These words are part of the final teachings of the elderly monk Zosima, who is in his last illness and talking to his followers. But Zosima is quoting a far earlier deathbed conversation: that of his older brother, who died at a young age but in his last days had a tremendous influence on Zosima, who would go on to be an officer in the army before remembering his brother's speeches and becoming a monk. Zosima's brother had been a critic of religion, and a harsh son, until he came down with consumption at the age of seventeen. In the months before he died, he talked continually about loving God’s creation and all living things.


“My dears, why do we quarrel, boast before each other, remember each other's offences? Let us go to the garden, let us walk and play and love and praise and kiss each other, and bless our life.”

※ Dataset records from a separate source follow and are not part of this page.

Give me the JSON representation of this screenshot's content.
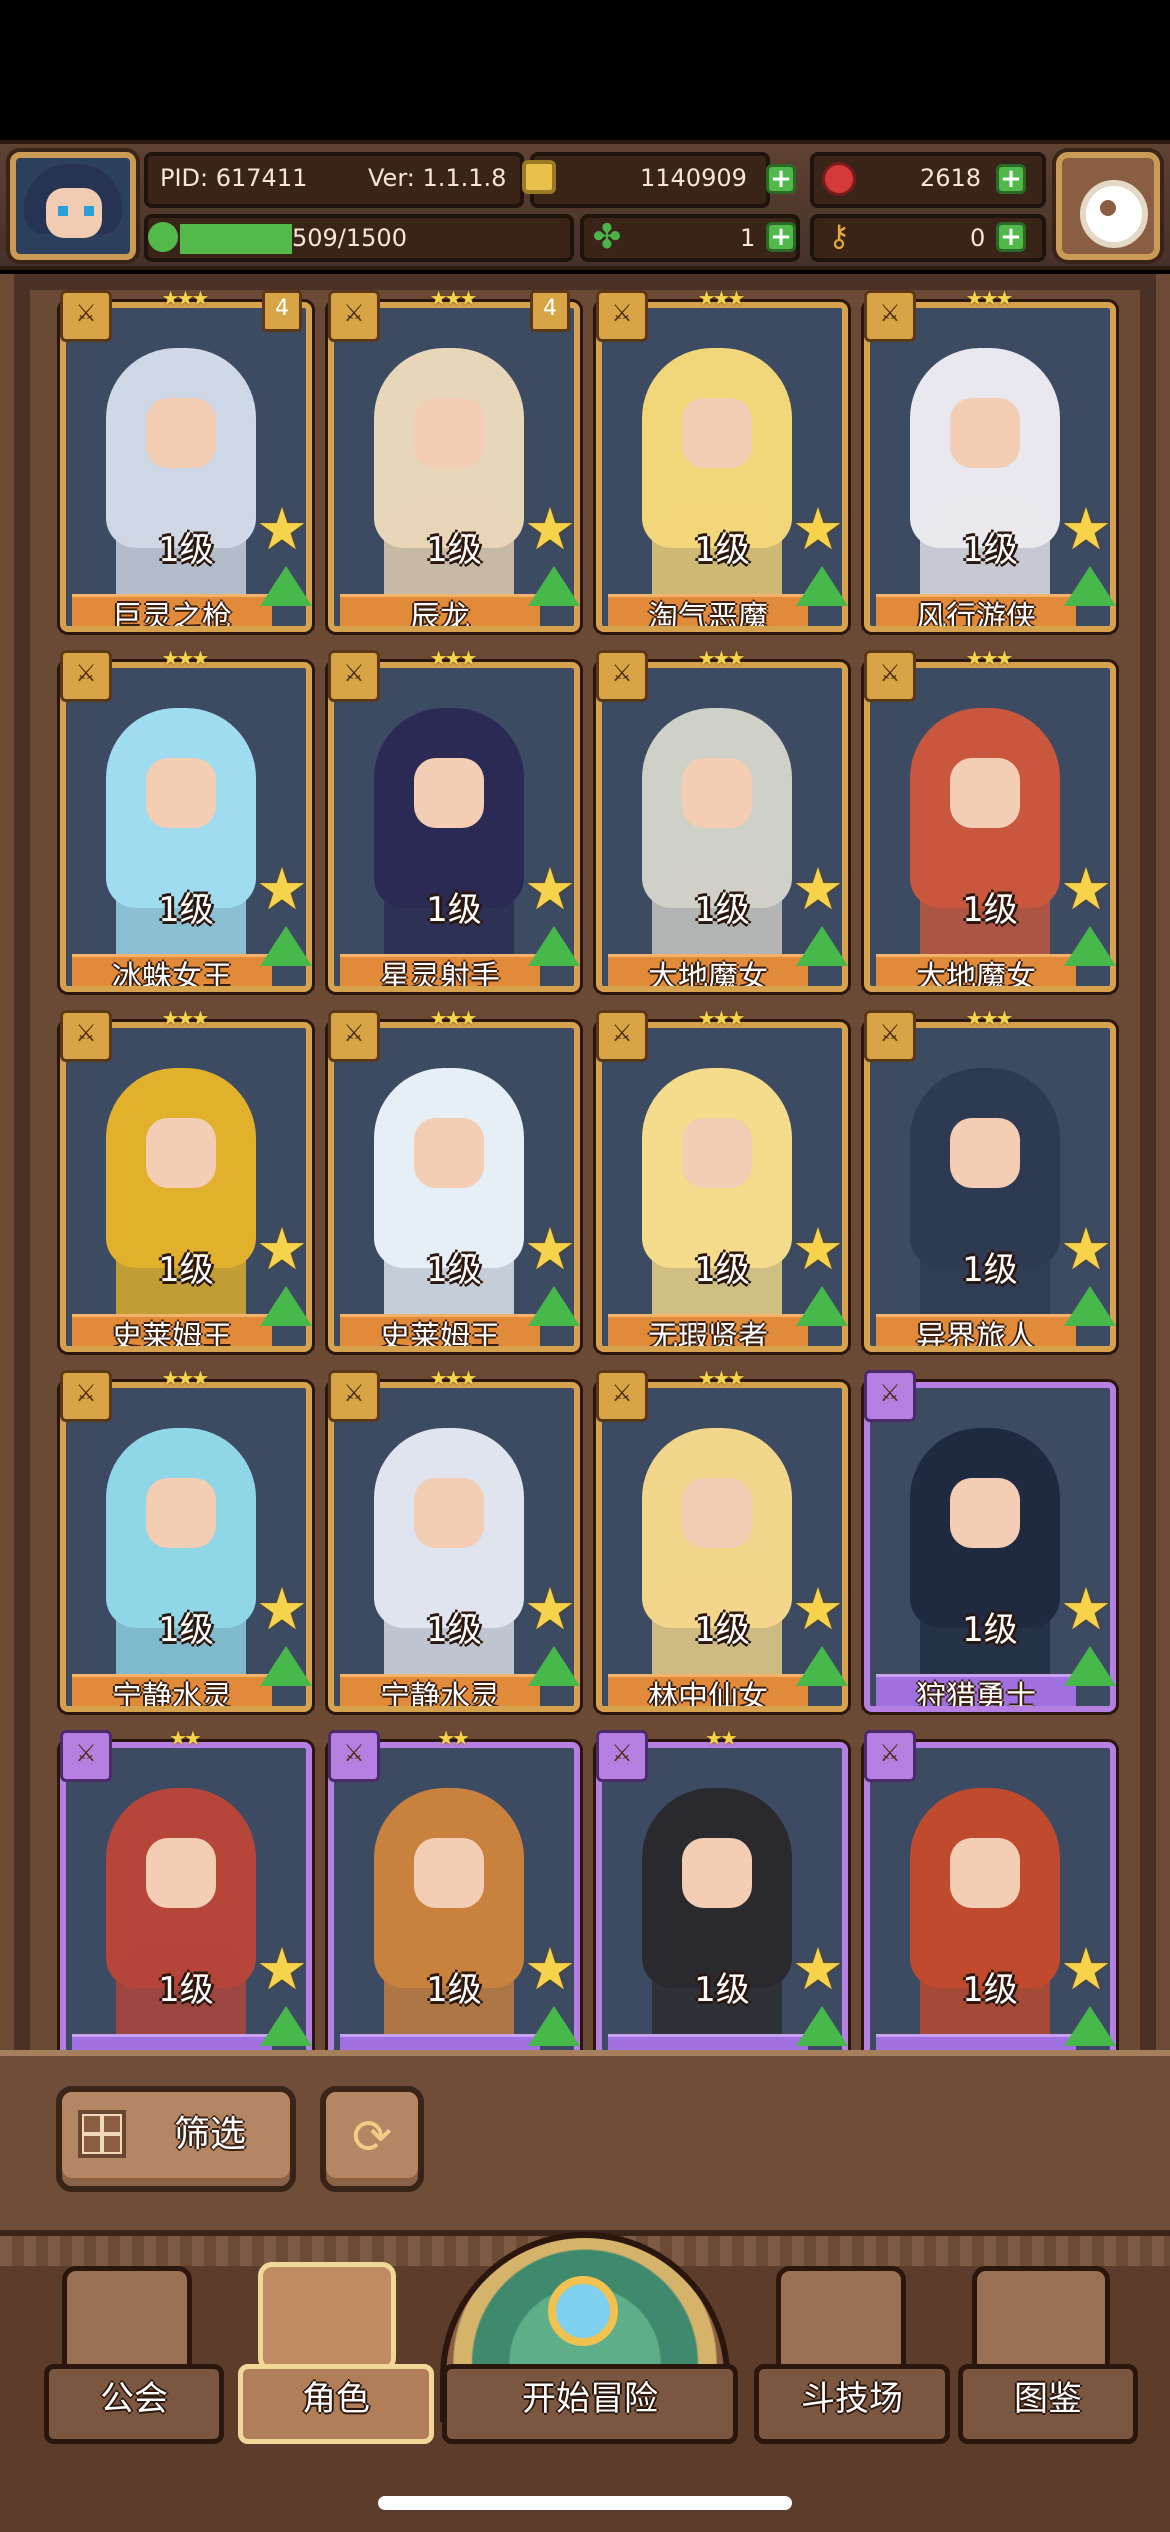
{
  "header": {
    "pid": "PID: 617411",
    "version": "Ver: 1.1.1.8",
    "xp": "509/1500",
    "xp_fraction": 0.339,
    "gold": "1140909",
    "ruby": "2618",
    "clover": "1",
    "key": "0"
  },
  "cards": [
    {
      "name": "巨灵之枪",
      "level": "1级",
      "stars": "★★★",
      "badge": "4",
      "color": "gold",
      "tint": "#cfd8e6"
    },
    {
      "name": "辰龙",
      "level": "1级",
      "stars": "★★★",
      "badge": "4",
      "color": "gold",
      "tint": "#e8d6b8"
    },
    {
      "name": "淘气恶魔",
      "level": "1级",
      "stars": "★★★",
      "badge": "",
      "color": "gold",
      "tint": "#f2d67a"
    },
    {
      "name": "风行游侠",
      "level": "1级",
      "stars": "★★★",
      "badge": "",
      "color": "gold",
      "tint": "#e8e8ee"
    },
    {
      "name": "冰蛛女王",
      "level": "1级",
      "stars": "★★★",
      "badge": "",
      "color": "gold",
      "tint": "#9fdcef"
    },
    {
      "name": "星灵射手",
      "level": "1级",
      "stars": "★★★",
      "badge": "",
      "color": "gold",
      "tint": "#2a2a54"
    },
    {
      "name": "大地魔女",
      "level": "1级",
      "stars": "★★★",
      "badge": "",
      "color": "gold",
      "tint": "#cfd0c8"
    },
    {
      "name": "大地魔女",
      "level": "1级",
      "stars": "★★★",
      "badge": "",
      "color": "gold",
      "tint": "#c9573e"
    },
    {
      "name": "史莱姆王",
      "level": "1级",
      "stars": "★★★",
      "badge": "",
      "color": "gold",
      "tint": "#e2b12c"
    },
    {
      "name": "史莱姆王",
      "level": "1级",
      "stars": "★★★",
      "badge": "",
      "color": "gold",
      "tint": "#e6eef6"
    },
    {
      "name": "无瑕贤者",
      "level": "1级",
      "stars": "★★★",
      "badge": "",
      "color": "gold",
      "tint": "#f4dc8c"
    },
    {
      "name": "异界旅人",
      "level": "1级",
      "stars": "★★★",
      "badge": "",
      "color": "gold",
      "tint": "#2e3a52"
    },
    {
      "name": "宁静水灵",
      "level": "1级",
      "stars": "★★★",
      "badge": "",
      "color": "gold",
      "tint": "#8fd6e6"
    },
    {
      "name": "宁静水灵",
      "level": "1级",
      "stars": "★★★",
      "badge": "",
      "color": "gold",
      "tint": "#dfe4ee"
    },
    {
      "name": "林中仙女",
      "level": "1级",
      "stars": "★★★",
      "badge": "",
      "color": "gold",
      "tint": "#f2d68c"
    },
    {
      "name": "狩猎勇士",
      "level": "1级",
      "stars": "",
      "badge": "",
      "color": "purple",
      "tint": "#1f2a40"
    },
    {
      "name": "",
      "level": "1级",
      "stars": "★★",
      "badge": "",
      "color": "purple",
      "tint": "#b6453a"
    },
    {
      "name": "",
      "level": "1级",
      "stars": "★★",
      "badge": "",
      "color": "purple",
      "tint": "#c9813e"
    },
    {
      "name": "",
      "level": "1级",
      "stars": "★★",
      "badge": "",
      "color": "purple",
      "tint": "#2a2a2e"
    },
    {
      "name": "",
      "level": "1级",
      "stars": "",
      "badge": "",
      "color": "purple",
      "tint": "#c04a2e"
    }
  ],
  "filter": {
    "label": "筛选"
  },
  "nav": {
    "guild": "公会",
    "character": "角色",
    "adventure": "开始冒险",
    "arena": "斗技场",
    "codex": "图鉴"
  }
}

On their deathbed, it has been said by many an eyewitness, people at last see things as they really are. Ego and selfishness no longer control them. What is the view revealed to the person free of ego? It is love. The sick person is in paradise already. They can see "the Love that moves the sun and all the other stars." In these deathbed scenes, Dostoevksy shows that process in motion.

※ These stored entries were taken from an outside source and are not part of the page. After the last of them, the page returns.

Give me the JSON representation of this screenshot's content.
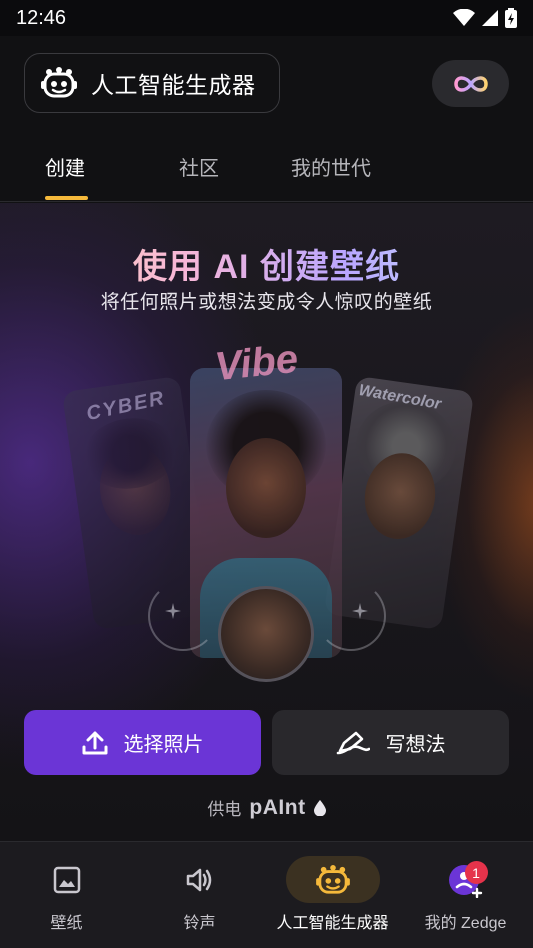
{
  "status_bar": {
    "time": "12:46"
  },
  "header": {
    "title": "人工智能生成器",
    "icons": {
      "title": "robot-face-icon",
      "right": "infinity-icon"
    }
  },
  "tabs": [
    {
      "label": "创建",
      "active": true
    },
    {
      "label": "社区",
      "active": false
    },
    {
      "label": "我的世代",
      "active": false
    }
  ],
  "hero": {
    "title": "使用 AI 创建壁纸",
    "subtitle": "将任何照片或想法变成令人惊叹的壁纸",
    "card_words": {
      "left": "CYBER",
      "center": "Vibe",
      "right": "Watercolor"
    }
  },
  "actions": {
    "primary": {
      "label": "选择照片",
      "icon": "upload-icon"
    },
    "secondary": {
      "label": "写想法",
      "icon": "pen-icon"
    }
  },
  "powered_by": {
    "prefix": "供电",
    "brand": "pAInt",
    "icon": "drop-icon"
  },
  "bottom_nav": [
    {
      "label": "壁纸",
      "icon": "image-icon",
      "active": false
    },
    {
      "label": "铃声",
      "icon": "speaker-icon",
      "active": false
    },
    {
      "label": "人工智能生成器",
      "icon": "robot-face-icon",
      "active": true
    },
    {
      "label": "我的 Zedge",
      "icon": "profile-icon",
      "active": false,
      "badge": "1"
    }
  ],
  "colors": {
    "accent": "#6b35d6",
    "tab_indicator": "#f5b93b",
    "badge": "#e5334b",
    "nav_active_pill": "#3b3121"
  }
}
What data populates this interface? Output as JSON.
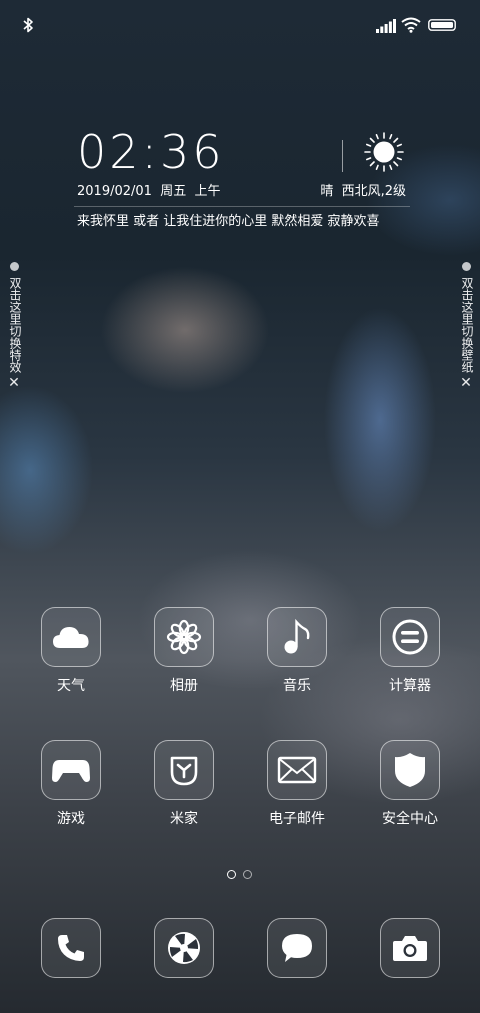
{
  "status_bar": {
    "icons": [
      "bluetooth-icon",
      "signal-icon",
      "wifi-icon",
      "battery-icon"
    ]
  },
  "clock_widget": {
    "time": "02:36",
    "date": "2019/02/01  周五  上午",
    "weather": "晴  西北风,2级",
    "weather_icon": "sun-icon",
    "quote": "来我怀里 或者 让我住进你的心里 默然相爱 寂静欢喜"
  },
  "side_hints": {
    "left": {
      "text": "双击这里切换特效",
      "close": "✕"
    },
    "right": {
      "text": "双击这里切换壁纸",
      "close": "✕"
    }
  },
  "apps": [
    {
      "label": "天气",
      "icon": "cloud-icon"
    },
    {
      "label": "相册",
      "icon": "flower-icon"
    },
    {
      "label": "音乐",
      "icon": "music-note-icon"
    },
    {
      "label": "计算器",
      "icon": "calculator-icon"
    },
    {
      "label": "游戏",
      "icon": "gamepad-icon"
    },
    {
      "label": "米家",
      "icon": "mijia-icon"
    },
    {
      "label": "电子邮件",
      "icon": "mail-icon"
    },
    {
      "label": "安全中心",
      "icon": "shield-icon"
    }
  ],
  "page_indicator": {
    "current": 1,
    "total": 2
  },
  "dock": [
    {
      "icon": "phone-icon"
    },
    {
      "icon": "browser-icon"
    },
    {
      "icon": "message-icon"
    },
    {
      "icon": "camera-icon"
    }
  ],
  "colors": {
    "icon_stroke": "#ffffff",
    "text": "#ffffff"
  }
}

“Paradise is hidden in each one of us, it is concealed within me, too, right now, and if I wish, it will come for me in reality, tomorrow even, and for the rest of my life."


Zosima's dying brother, freed from ego and filled with love, wistfully but joyfully asks: what if we could drop our ego now, not waiting for our final hours? Would we not find ourselves in paradise throughout our life? Is this not what Jesus enjoins, when he tells you to die to yourself, to "take up your cross and walk"?


The image above is Gustav Dore's illustration of the final Canto of Dante's Paradiso, in which the Pilgrim and Beatrice behold the vision of God - in the words of the poem's final line, "the Love that moves the sun and all the other stars."